Historical population
| Census | Pop. | Note | %± |
| 1910 | 127 |  | — |
| 1920 | 210 |  | 65.4% |
| 1930 | 264 |  | 25.7% |
| 1940 | 338 |  | 28.0% |
| 1950 | 328 |  | −3.0% |
| 1960 | 392 |  | 19.5% |
| 1970 | 455 |  | 16.1% |
| 1980 | 953 |  | 109.5% |
| 1990 | 389 |  | −59.2% |
| 2000 | 274 |  | −29.6% |
| 2010 | 284 |  | 3.6% |
| 2020 | 245 |  | −13.7% |
| 2025 (est.) | 237 | Decrease | −3.3% |
U.S. Decennial Census

===2010 census===
As of the census of 2010, 284 people, 125 households, and 81 families resided in the town. The population density was 82.1 PD/sqmi. The 182 housing units had an average density of 52.6 /sqmi. The racial makeup of the town was 95.1% White, 0.4% Pacific Islander, 3.9% from other races, and 0.7% from two or more races. Hispanics or Latinos of any race were 6.7% of the population.

Of the 125 households, 20.8% had children under 18 living with them, 50.4% were married couples living together, 7.2% had a female householder with no husband present, 7.2% had a male householder with no wife present, and 35.2% were not families. About 29.6% of all households were made up of individuals, and 18.4% had someone living alone who was 65 or older. The average household size was 2.27, and the average family size was 2.79.

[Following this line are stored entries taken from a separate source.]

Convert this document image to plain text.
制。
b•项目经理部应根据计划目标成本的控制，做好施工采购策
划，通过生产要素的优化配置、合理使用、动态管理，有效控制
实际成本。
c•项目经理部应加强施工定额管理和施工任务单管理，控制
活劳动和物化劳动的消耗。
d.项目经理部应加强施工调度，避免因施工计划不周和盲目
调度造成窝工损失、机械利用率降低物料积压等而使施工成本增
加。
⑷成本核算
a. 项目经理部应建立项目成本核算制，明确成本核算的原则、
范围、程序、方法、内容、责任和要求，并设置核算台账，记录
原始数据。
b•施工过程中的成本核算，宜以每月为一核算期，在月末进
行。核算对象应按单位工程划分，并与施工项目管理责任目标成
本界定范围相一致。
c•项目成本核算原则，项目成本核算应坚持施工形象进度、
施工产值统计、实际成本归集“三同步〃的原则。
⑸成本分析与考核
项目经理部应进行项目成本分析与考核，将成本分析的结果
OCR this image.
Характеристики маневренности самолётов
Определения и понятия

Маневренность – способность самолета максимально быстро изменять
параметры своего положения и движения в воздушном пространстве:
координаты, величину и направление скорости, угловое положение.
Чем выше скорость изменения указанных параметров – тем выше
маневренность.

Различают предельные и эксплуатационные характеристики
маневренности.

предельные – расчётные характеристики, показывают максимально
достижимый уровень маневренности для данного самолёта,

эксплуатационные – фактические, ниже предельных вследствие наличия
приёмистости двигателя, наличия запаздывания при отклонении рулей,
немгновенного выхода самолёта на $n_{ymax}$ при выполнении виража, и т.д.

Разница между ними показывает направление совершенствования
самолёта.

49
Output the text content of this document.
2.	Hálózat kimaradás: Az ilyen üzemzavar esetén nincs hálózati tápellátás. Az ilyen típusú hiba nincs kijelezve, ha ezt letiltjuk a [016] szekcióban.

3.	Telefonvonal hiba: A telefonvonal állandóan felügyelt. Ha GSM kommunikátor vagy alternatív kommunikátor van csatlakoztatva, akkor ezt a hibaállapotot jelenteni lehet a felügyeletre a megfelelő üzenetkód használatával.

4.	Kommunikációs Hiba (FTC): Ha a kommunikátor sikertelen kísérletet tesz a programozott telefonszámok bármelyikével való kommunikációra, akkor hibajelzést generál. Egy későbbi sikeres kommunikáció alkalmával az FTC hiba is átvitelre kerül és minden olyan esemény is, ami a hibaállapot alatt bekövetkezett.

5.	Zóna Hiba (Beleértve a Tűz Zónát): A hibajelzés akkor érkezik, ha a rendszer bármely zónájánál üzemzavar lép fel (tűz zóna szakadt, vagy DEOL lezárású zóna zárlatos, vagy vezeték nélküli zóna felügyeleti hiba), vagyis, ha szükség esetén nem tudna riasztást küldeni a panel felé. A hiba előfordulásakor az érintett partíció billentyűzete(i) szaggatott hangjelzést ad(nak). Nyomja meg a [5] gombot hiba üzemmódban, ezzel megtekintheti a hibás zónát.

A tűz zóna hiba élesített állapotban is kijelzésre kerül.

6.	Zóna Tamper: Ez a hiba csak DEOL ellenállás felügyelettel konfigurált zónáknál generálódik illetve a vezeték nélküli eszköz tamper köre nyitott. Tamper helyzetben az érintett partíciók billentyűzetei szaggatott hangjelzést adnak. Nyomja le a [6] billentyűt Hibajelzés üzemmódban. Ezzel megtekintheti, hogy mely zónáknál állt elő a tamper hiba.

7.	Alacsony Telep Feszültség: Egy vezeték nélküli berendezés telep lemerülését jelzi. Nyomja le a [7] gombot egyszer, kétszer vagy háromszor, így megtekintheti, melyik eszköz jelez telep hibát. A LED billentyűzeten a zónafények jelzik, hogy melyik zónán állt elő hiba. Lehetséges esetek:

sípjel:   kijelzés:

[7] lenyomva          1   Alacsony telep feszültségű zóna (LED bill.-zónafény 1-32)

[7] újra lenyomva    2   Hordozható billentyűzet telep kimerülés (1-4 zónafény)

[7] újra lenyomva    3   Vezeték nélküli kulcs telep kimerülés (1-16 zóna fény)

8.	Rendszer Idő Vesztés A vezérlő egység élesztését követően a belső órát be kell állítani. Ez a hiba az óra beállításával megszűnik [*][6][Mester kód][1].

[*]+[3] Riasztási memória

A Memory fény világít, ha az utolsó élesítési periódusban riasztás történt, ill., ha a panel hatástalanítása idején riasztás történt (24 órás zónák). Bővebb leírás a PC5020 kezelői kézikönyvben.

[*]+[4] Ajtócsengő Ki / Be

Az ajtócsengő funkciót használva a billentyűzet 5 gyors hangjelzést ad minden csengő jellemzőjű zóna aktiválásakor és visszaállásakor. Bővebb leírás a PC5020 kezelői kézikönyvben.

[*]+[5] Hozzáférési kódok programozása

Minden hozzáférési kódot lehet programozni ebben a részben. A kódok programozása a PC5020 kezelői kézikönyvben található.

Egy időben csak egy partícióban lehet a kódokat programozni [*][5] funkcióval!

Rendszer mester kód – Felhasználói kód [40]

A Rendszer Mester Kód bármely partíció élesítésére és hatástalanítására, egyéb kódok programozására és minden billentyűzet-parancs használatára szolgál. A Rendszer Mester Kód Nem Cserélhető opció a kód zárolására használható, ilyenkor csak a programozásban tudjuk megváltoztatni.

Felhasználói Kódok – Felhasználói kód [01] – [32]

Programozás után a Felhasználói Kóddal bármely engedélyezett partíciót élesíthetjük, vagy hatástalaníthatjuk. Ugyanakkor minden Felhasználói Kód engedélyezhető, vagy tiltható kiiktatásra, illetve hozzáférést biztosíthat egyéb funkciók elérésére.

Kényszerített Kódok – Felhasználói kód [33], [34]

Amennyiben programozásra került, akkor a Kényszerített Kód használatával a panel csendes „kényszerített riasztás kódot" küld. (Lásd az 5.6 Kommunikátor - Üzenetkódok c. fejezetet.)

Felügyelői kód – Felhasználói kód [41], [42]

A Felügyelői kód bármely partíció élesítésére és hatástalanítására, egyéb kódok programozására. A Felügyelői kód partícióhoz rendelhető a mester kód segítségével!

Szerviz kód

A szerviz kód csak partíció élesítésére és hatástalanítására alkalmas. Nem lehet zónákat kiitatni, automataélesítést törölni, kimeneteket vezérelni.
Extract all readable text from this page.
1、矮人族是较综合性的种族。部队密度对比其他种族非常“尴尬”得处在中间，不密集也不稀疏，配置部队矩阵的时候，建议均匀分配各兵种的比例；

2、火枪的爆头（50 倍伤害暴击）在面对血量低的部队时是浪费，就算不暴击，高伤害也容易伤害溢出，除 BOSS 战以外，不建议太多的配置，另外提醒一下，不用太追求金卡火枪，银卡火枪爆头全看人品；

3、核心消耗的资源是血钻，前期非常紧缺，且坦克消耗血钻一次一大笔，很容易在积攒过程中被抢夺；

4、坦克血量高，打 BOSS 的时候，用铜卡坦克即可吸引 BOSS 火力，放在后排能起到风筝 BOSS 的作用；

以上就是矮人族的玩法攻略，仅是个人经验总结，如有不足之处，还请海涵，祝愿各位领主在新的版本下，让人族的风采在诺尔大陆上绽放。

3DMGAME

The median age in the town was 49.3 years; 20.1% of residents were under 18; 3.5% were between 18 and 24; 21.1% were from 25 to 44; 29.9% were from 45 to 64; and 25.4% were 65 or older. The gender makeup of the town was 53.5% male and 46.5% female.

==Government==
Medicine Bow's current system of government is a mayor-council government. The Mayor's office heads four council members. The current mayor is Justin George, who first took office in December 2023 after the former mayor, Bradly Buum (appointed after the resignation of Lucinda Schofield), resigned. He was elected to finish the final two years of the term in a special election in November 2024.

List of Former/Current Mayors

- Kevin Colman/ In office from 2011-2019
- Sharon Biamon/ In office from 2019-2023
- Lucinda Schofield/ In office for 2023
- Bradly Buum/ In office for 2023
- Justin George/ In office from 2023 to present

==Economy==
In December 2007, plans were announced for construction of a large coal gasification plant to be built southwest of town. The plant was expected to start construction in 2014. In 2014, DKRW Advanced Fuels terminated their contract with Sinopec, the Chinese firm that would have built the plant. In 2015, there were plans to downscale the plant, and in 2016, the project was put on indefinite hold, partly due to the low cost of crude oil in the US.

==Education==
Public education in the town of Medicine Bow is provided by Carbon County School District Number 2. Zoned campuses include Medicine Bow Elementary School (grades K–6) and H.E.M. Junior/Senior High School (grades 7–12).

Medicine Bow has a public library, a branch of the Carbon County Library System.

== Newspaper ==
The Medicine Bow Post was a weekly newspaper published in town for 18 years from 1977 to 1995.

==In popular culture==
Much of the Western novel The Virginian and subsequent television series of the same name were set in or near Medicine Bow.

Chapter XXVIII from Jules Verne's Around the World in Eighty Days involves a subplot about making a train pass through an unsafe bridge near Medicine Bow.

The 1950 film Devil's Doorway takes place in and around Medicine Bow.

In the 1960 episode of the television series Maverick entitled "The Misfortune Teller", hero Bret Maverick is nearly lynched by the citizens of Medicine Bow, under the mistaken impression that he is a swindler and the murderer of their late mayor.

In an episode of Laramie ("The Track of the Jackal"), a wanted man is brought to Laramie who is wanted by a bounty hunter to be turned in at Medicine Bow.

A song on the 1985 Waterboys album "This Is The Sea" is titled Medicine Bow.

Mr. Santa Maria, a character from German comedy films Der Schuh des Manitu and Traumschiff Surprise – Periode 1, is from Medicine Bow.